The discoveries of EGFR mutations and ALK rearrangements as actionable oncogenic drivers in non-small-cell lung cancer (NSCLC) has propelled a biomarker-directed treatment paradigm for patients with advanced-stage disease. Numerous EGFR and ALK tyrosine kinase inhibitors (TKIs) with demonstrated efficacy in patients with EGFR-mutant and ALK-rearranged NSCLCs have been developed, culminating in the availability of the highly effective third-generation TKIs osimertinib and lorlatinib, respectively. Despite their marked efficacy, resistance to these agents remains an unsolved fundamental challenge. Both ‘on-target’ mechanisms (largely mediated by acquired resistance mutations in the kinase domains of EGFR or ALK) and ‘off-target’ mechanisms of resistance (mediated by non-target kinase alterations such as bypass signalling activation or phenotypic transformation) have been identified in patients with disease progression on osimertinib or lorlatinib. A growing understanding of the biology and spectrum of these mechanisms of resistance has already begun to inform the development of more effective therapeutic strategies. In this Review, we discuss the development of third-generation EGFR and ALK inhibitors, predominant mechanisms of resistance, and approaches to tackling resistance in the clinic, ranging from novel fourth-generation TKIs to combination regimens and other investigational therapies.

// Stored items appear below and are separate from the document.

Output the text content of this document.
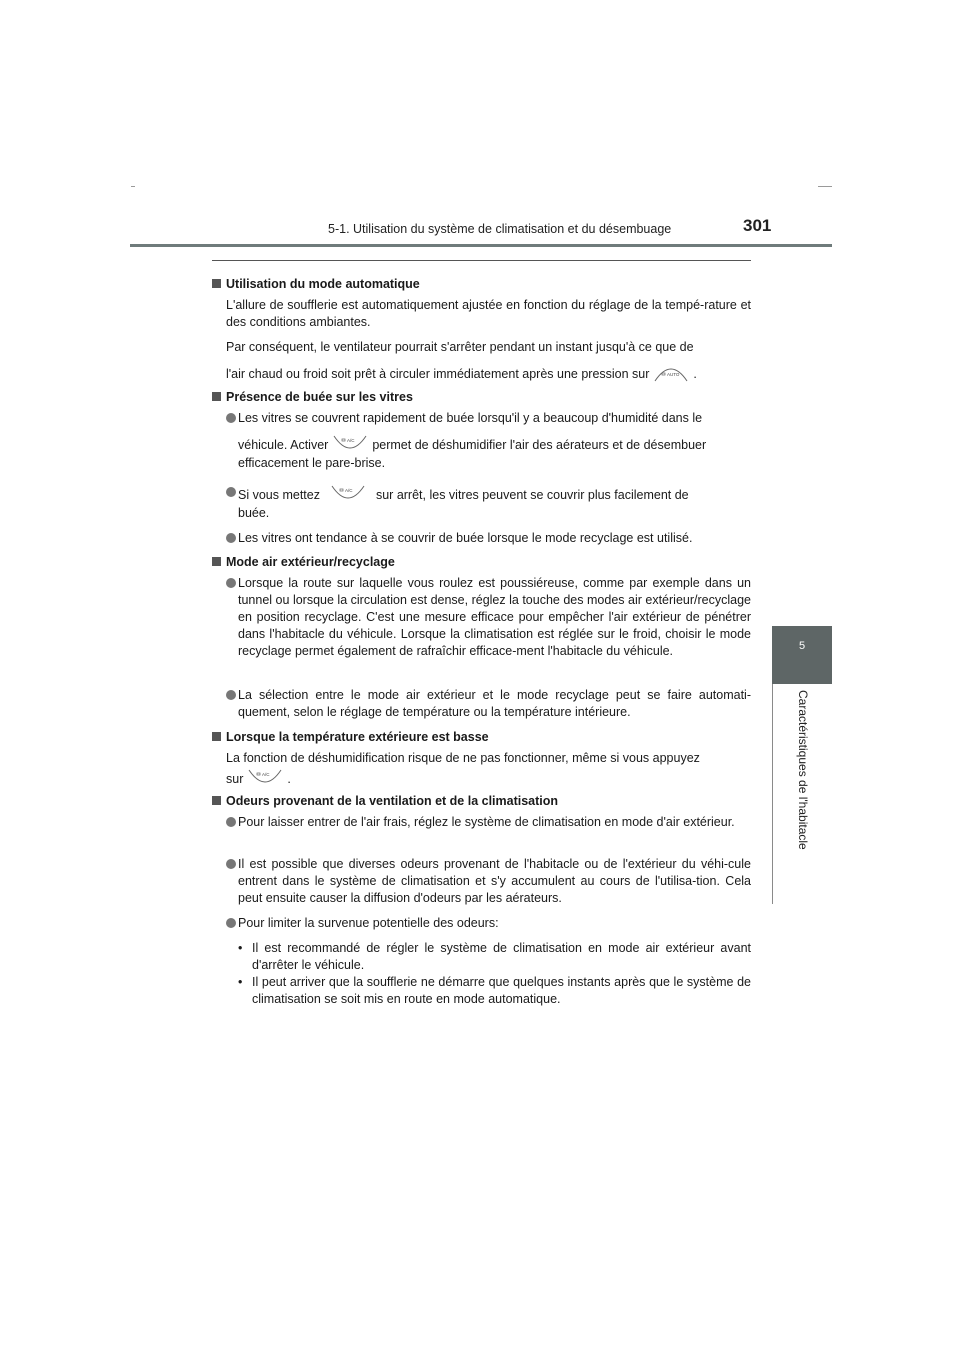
5-1. Utilisation du système de climatisation et du désembuage	301
5
Caractéristiques de l'habitacle
Utilisation du mode automatique
L'allure de soufflerie est automatiquement ajustée en fonction du réglage de la tempé-rature et des conditions ambiantes.
Par conséquent, le ventilateur pourrait s'arrêter pendant un instant jusqu'à ce que de
l'air chaud ou froid soit prêt à circuler immédiatement après une pression sur	AUTO .
Présence de buée sur les vitres
Les vitres se couvrent rapidement de buée lorsqu'il y a beaucoup d'humidité dans le
véhicule. Activer	A/C permet de déshumidifier l'air des aérateurs et de désembuer
efficacement le pare-brise.
Si vous mettez	A/C sur arrêt, les vitres peuvent se couvrir plus facilement de
buée.
Les vitres ont tendance à se couvrir de buée lorsque le mode recyclage est utilisé.
Mode air extérieur/recyclage
Lorsque la route sur laquelle vous roulez est poussiéreuse, comme par exemple dans un tunnel ou lorsque la circulation est dense, réglez la touche des modes air extérieur/recyclage en position recyclage. C'est une mesure efficace pour empêcher l'air extérieur de pénétrer dans l'habitacle du véhicule. Lorsque la climatisation est réglée sur le froid, choisir le mode recyclage permet également de rafraîchir efficace-ment l'habitacle du véhicule.
La sélection entre le mode air extérieur et le mode recyclage peut se faire automati-quement, selon le réglage de température ou la température intérieure.
Lorsque la température extérieure est basse
La fonction de déshumidification risque de ne pas fonctionner, même si vous appuyez
sur	A/C .
Odeurs provenant de la ventilation et de la climatisation
Pour laisser entrer de l'air frais, réglez le système de climatisation en mode d'air extérieur.
Il est possible que diverses odeurs provenant de l'habitacle ou de l'extérieur du véhi-cule entrent dans le système de climatisation et s'y accumulent au cours de l'utilisa-tion. Cela peut ensuite causer la diffusion d'odeurs par les aérateurs.
Pour limiter la survenue potentielle des odeurs:
• Il est recommandé de régler le système de climatisation en mode air extérieur avant d'arrêter le véhicule.
• Il peut arriver que la soufflerie ne démarre que quelques instants après que le système de climatisation se soit mis en route en mode automatique.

EGFR突变和ALK重排作为非小细胞肺癌 (NSCLC) 中可行的致癌驱动因素的发现推动了针对晚期疾病患者的生物标志物导向治疗模式。许多 EGFR 和 ALK 酪氨酸激酶抑制剂 (TKI) 已被开发出来，并在EGFR突变和ALK重排 NSCLC 患者中显示出疗效，最终分别推出了高效的第三代 TKI 奥希替尼 (osimertinib) 和劳拉替尼 (lorlatinib)。尽管它们具有显着的功效，但对这些药物的耐药性仍然是一个尚未解决的根本挑战。 “靶向”机制（主要由 EGFR 或 ALK 激酶结构域中的获得性耐药突变介导）和“脱靶”耐药机制（由非靶标激酶改变介导，例如旁路信号激活或表型转化）已在接受奥西替尼或劳拉替尼治疗后出现疾病进展的患者中发现。对这些耐药机制的生物学和谱系的日益了解已经开始为更有效的治疗策略的开发提供信息。在这篇综述中，我们讨论了第三代 EGFR 和 ALK 抑制剂的开发、主要耐药机制以及临床中应对耐药性的方法，从新型第四代 TKI 到联合治疗方案和其他研究疗法。